Considérant qu’il résulte de tout ce qui précède que Mme G. est fondée à soutenir que c’est à tort que, par le jugement attaqué, le Tribunal administratif de Marseille a rejeté sa demande en annulation de la décision du directeur général du personnel de la ville de Marseille en date du 5 mai 1998 ;

Sur les conclusions indemnitaires :

Considérant que, dans ses conclusions indemnitaires, Mme G. se borne à demander la restitution des retenues sur salaires effectuées par la commune de Marseille à compter du 1er juillet 1996 ; qu’il résulte de ce qui a été dit ci-dessus que ces retenues ont été effectuées par suite d’une application irrégulière du décret-loi du 29 octobre 1936 ; que Mme G. est, dès lors, fondée à en demander la restitution ; que le montant total réclamé par elle à ce titre, soit 199 755.67 F, n’est aucunement discuté ; qu’il y a lieu, par suite, de condamner la commune de Marseille à lui reverser la somme en cause, assortie des intérêts légaux à compter de la date de la demande de restitution présentée par l’intéressée, soit en l’espèce le 27 janvier 1998 ;

Sur la demande tendant à l’application de l’article L.761-1 du code de justice administrative :

Considérant que, dans les circonstances de l’espèce, il y a lieu de faire application des dispositions de l’article L.761-1 du code de justice administrative en condamnant la commune de Marseille à verser à Mme G. une somme de 300 euros au titre des frais exposés et non compris dans les dépens ;

D E C I D E :

Article 1 : Le jugement du Tribunal administratif de Marseille en date du 8 juin 2000, ainsi que la décision du directeur général du personnel de la ville de Marseille en date du 5 mai 1998, sont annulés.

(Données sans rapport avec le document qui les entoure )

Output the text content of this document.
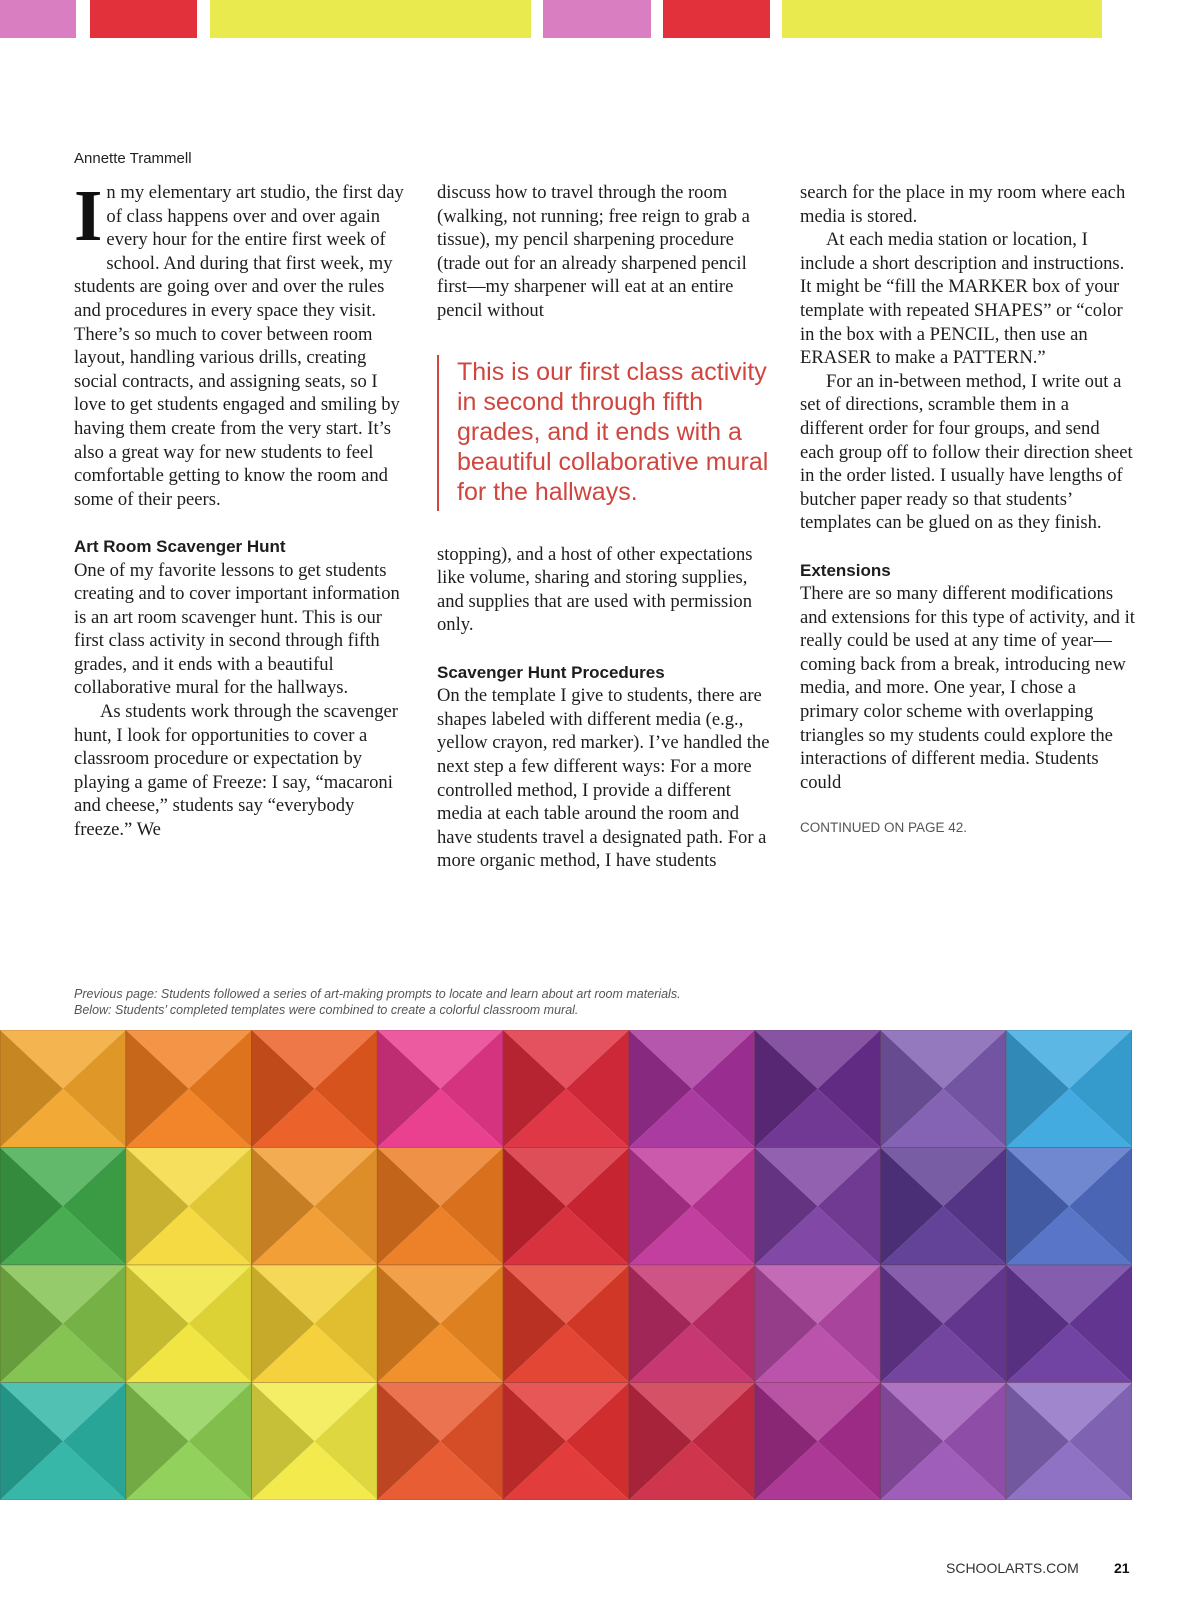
Annette Trammell

In my elementary art studio, the first day of class happens over and over again every hour for the entire first week of school. And during that first week, my students are going over and over the rules and procedures in every space they visit. There’s so much to cover between room layout, handling various drills, creating social contracts, and assigning seats, so I love to get students engaged and smiling by having them create from the very start. It’s also a great way for new students to feel comfortable getting to know the room and some of their peers.

Art Room Scavenger Hunt

One of my favorite lessons to get students creating and to cover important information is an art room scavenger hunt. This is our first class activity in second through fifth grades, and it ends with a beautiful collaborative mural for the hallways.

As students work through the scavenger hunt, I look for opportunities to cover a classroom procedure or expectation by playing a game of Freeze: I say, “macaroni and cheese,” students say “everybody freeze.” We

discuss how to travel through the room (walking, not running; free reign to grab a tissue), my pencil sharpening procedure (trade out for an already sharpened pencil first—my sharpener will eat at an entire pencil without

This is our first class activity in second through fifth grades, and it ends with a beautiful collaborative mural for the hallways.

stopping), and a host of other expectations like volume, sharing and storing supplies, and supplies that are used with permission only.

Scavenger Hunt Procedures

On the template I give to students, there are shapes labeled with different media (e.g., yellow crayon, red marker). I’ve handled the next step a few different ways: For a more controlled method, I provide a different media at each table around the room and have students travel a designated path. For a more organic method, I have students

search for the place in my room where each media is stored.

At each media station or location, I include a short description and instructions. It might be “fill the MARKER box of your template with repeated SHAPES” or “color in the box with a PENCIL, then use an ERASER to make a PATTERN.”

For an in-between method, I write out a set of directions, scramble them in a different order for four groups, and send each group off to follow their direction sheet in the order listed. I usually have lengths of butcher paper ready so that students’ templates can be glued on as they finish.

Extensions

There are so many different modifications and extensions for this type of activity, and it really could be used at any time of year—coming back from a break, introducing new media, and more. One year, I chose a primary color scheme with overlapping triangles so my students could explore the interactions of different media. Students could

CONTINUED ON PAGE 42.
Previous page: Students followed a series of art-making prompts to locate and learn about art room materials.
Below: Students’ completed templates were combined to create a colorful classroom mural.
SCHOOLARTS.COM	21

Article 2 : La commune de Marseille est condamnée à verser à Mme G. une somme de 199 755,67 F(cent quatre-vingt dix-neuf mille sept cent cinquante-cinq francs et soixante-sept centimes) soit 30 452,56 euros (trente mille quatre cent cinquante-deux euros et cinquante-six centimes), assortie des intérêts au taux légal à compter du 27 janvier 1998.

Article 3 : La commune de Marseille est condamnée à verser à Mme G. une somme de 300 euros (trois cents euros) au titre des frais exposés par elle et non compris dans les dépens.

Article 4 : Le présent arrêt sera notifié à Mme G., à la ville de Marseille et au ministre de l’intérieur, de la sécurité intérieure et des libertés locales.